Over the course of a few hours Cricket and I jiggled and joggled the battens until they looked just exactly so. The curves have to be beyond perfect. They must be sexy.
Sometimes it’s good to see if they still look proper after a wee dram of whiskey. They do.
With the lines drawn, we re-record the offsets for a set of corrected lines. I am smiling hard as I photograph the new lines to send off to Mike at Eddyline Welding up in Moab.
But it wouldn’t be right for me to let Mike work with untested plans. So we have to build one right now.
Here is the Port Orford cedar, ready to mill up for the ribs.
And here are the ribs.
Here’s Janek grinding out the scarf cuts for the side panels.
It’s dusty work.
I’ve taken to putting a bit more tape next to the joints during the glue-up process. It makes for a far cleaner job.
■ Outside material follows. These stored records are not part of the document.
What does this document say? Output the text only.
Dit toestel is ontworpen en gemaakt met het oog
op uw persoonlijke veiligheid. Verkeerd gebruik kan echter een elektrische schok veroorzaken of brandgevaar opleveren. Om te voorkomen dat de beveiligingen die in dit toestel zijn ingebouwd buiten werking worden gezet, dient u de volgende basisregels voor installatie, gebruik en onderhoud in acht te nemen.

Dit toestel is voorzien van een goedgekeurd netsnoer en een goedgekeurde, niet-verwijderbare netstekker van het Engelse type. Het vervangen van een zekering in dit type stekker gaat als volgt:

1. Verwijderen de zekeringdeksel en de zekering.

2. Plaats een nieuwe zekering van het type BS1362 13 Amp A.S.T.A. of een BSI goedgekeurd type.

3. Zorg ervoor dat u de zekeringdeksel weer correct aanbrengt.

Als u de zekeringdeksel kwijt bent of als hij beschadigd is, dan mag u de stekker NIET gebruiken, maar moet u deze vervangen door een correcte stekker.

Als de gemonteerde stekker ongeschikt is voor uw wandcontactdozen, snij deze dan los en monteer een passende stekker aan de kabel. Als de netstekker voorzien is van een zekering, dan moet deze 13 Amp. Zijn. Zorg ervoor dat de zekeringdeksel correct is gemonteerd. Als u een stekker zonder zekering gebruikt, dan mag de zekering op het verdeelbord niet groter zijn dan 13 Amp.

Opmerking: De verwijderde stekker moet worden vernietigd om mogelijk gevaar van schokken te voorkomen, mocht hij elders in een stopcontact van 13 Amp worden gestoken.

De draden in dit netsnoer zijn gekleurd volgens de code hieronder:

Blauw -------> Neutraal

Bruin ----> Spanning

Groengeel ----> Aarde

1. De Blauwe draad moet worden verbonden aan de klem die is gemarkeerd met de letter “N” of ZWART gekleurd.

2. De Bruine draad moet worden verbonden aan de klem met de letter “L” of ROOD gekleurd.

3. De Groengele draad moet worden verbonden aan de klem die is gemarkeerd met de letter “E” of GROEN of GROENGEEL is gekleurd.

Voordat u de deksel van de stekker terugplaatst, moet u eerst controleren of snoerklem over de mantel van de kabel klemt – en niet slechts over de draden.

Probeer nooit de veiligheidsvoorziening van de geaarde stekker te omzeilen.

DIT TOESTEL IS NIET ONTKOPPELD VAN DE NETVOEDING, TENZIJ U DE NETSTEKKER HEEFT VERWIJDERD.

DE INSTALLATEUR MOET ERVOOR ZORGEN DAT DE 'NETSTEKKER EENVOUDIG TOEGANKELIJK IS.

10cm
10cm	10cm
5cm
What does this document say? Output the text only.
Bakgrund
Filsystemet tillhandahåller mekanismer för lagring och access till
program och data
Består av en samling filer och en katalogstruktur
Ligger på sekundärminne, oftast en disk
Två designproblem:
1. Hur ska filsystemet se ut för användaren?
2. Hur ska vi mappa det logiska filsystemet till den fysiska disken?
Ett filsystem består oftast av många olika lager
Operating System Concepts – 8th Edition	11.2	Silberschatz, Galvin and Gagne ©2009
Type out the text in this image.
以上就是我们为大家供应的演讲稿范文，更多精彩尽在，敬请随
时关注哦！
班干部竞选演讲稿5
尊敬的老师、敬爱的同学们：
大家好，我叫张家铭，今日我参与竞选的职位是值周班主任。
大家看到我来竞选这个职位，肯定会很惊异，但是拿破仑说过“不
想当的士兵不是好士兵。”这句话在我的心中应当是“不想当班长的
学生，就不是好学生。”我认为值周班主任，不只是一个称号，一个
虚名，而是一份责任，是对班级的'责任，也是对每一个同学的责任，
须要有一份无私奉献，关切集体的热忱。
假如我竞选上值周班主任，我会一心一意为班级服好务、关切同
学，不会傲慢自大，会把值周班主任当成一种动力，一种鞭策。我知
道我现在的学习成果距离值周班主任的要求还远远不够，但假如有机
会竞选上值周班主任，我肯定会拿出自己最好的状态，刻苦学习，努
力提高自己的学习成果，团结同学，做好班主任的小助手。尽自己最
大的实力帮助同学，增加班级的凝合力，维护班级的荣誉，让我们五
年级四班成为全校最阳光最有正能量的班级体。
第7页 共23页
Next we will make a bow post and a transom, then put up a strongback to hold everything in its perfect place in space while we wrap the sides on. But first we are going to get the aluminum boats going. Mike and Colin from Eddyline came down with one of their boats and my old dory pal Bego. Fred brought over an AzRA boat.
We spent the afternoon crawling in and around the boats, and looking at my new lines. Talking about details of what and why. Great fun. I think we are going to have some mighty sweet boats.